Приходят на память те роковые слова, которые стали уже историческими: «Что это: глупость или измена?» Когда так спрашивали Штюрмера, то ставили ему в вину, что он хочет рассорить нас с союзниками. А теперь что делается? Это – глупость или измена? (Голос: «Измена!») Нет, по-моему, это глупость. А когда в деревню направляют агитаторов, которые вносят туда анархию и смуту, а последствием будет, что Петроград, Москва, армия и северные губернии останутся без хлеба, – я вас спрашиваю, что это? И думаю, что это всё-таки глупость. Или когда натравливают наших доблестных солдат на своих офицеров, сплошь на всё офицерское сословие, как и натравливают на всю интеллигенцию, – что это: глупость или измена? Господа, это тоже глупость. Но когда все эти три признака собирают вместе – вот это измена! (Рукоплескания. Голоса: «Браво!» С хор: «Кто это на трибуне?» Отклик: «Столыпинец!»)
Господа, я вам отвечу. Пойдите, пожалуйста, на Петербургскую сторону и послушайте, что там говорится, я там живу, и сколько раз своими ушами это слышал. Ленин – это фирма, а вокруг него ютится свора, проповедуют, что им в голову взбредёт. Не забудьте, что наш народ не так уж подготовлен к политической деятельности и с трудом разбирается в этих вещах. И это действует, к сожалению.
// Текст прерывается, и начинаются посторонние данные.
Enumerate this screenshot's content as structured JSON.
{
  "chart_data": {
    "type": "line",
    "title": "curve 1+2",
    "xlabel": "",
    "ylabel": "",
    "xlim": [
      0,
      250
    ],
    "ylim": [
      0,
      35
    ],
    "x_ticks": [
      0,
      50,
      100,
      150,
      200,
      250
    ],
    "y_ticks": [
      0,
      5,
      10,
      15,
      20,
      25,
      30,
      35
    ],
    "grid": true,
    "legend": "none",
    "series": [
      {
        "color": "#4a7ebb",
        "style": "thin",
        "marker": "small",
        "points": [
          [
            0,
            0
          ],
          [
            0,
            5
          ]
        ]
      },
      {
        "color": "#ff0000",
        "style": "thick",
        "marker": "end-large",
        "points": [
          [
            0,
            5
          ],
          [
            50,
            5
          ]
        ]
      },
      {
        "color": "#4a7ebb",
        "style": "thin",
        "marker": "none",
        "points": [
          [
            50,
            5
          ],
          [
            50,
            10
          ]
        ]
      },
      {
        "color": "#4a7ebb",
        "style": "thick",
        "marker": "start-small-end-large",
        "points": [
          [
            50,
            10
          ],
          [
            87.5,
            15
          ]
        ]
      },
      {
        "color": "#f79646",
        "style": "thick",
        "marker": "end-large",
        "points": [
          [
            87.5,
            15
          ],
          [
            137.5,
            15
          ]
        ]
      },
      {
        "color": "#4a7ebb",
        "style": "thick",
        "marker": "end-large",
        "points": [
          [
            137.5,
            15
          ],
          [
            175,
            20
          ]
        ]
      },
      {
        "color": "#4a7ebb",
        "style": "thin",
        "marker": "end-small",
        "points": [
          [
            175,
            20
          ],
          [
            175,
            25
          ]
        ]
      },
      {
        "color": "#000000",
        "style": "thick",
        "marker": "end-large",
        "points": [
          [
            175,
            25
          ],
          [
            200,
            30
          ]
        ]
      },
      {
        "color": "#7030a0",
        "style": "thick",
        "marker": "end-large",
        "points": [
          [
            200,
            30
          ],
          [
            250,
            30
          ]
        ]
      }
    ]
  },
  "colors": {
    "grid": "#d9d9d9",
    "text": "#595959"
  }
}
Обрадованный и возмущённый зал гудит, тишины нет. Церетели, подняв руку, нетерпеливо просит слова. Но Шульгин ещё находит место для изящно печальной шутки:
Господа, я счастлив, что вы дали мне возможность это сказать. Я вижу, что эта трибуна как была, так и есть – свободна и неподкупна.
(Спустя 60 лет, когда Шульгину уже было 95, я был у него во владимирской полуссылке – и он настойчивее всего возвращался к этой речи, спрашивал, где бы найти её и перечитать.)
Бурные рукоплескания большинства депутатов и части публики.
Восторженно неиствует Струве, вскакивает навстречу Шульгину, сходящему с кафедры, отчаянно хлопает и кричит, неслышное в общем шуме.
Да кажется, всё это и писалось уже в умеренно-разумных газетах? Но тут впервые – сказано вслух. Магия звучащего слова.
А высокий Церетели тоже вскочил, и ещё выше его протянутая рука, в горящем нетерпении. Родзянко даёт ему слово. И, стройный красавец, сорвался с места и почти прыжками, как гонимый олень, взлетает на кафедру – и к неумолкшим овациям Шульгину добавляются ещё бурней рукоплескания к Церетели – с хор, от левых, от солдат в проходах.
Да ведь кажется, Шульгин говорил одну правду, на что так страстно отвечать?
О, у правды много сторон. И такой поединок – есть то самое, для чего существует парламент. Шульгин не назвал Совета прямо, но Церетели принял, куда удар.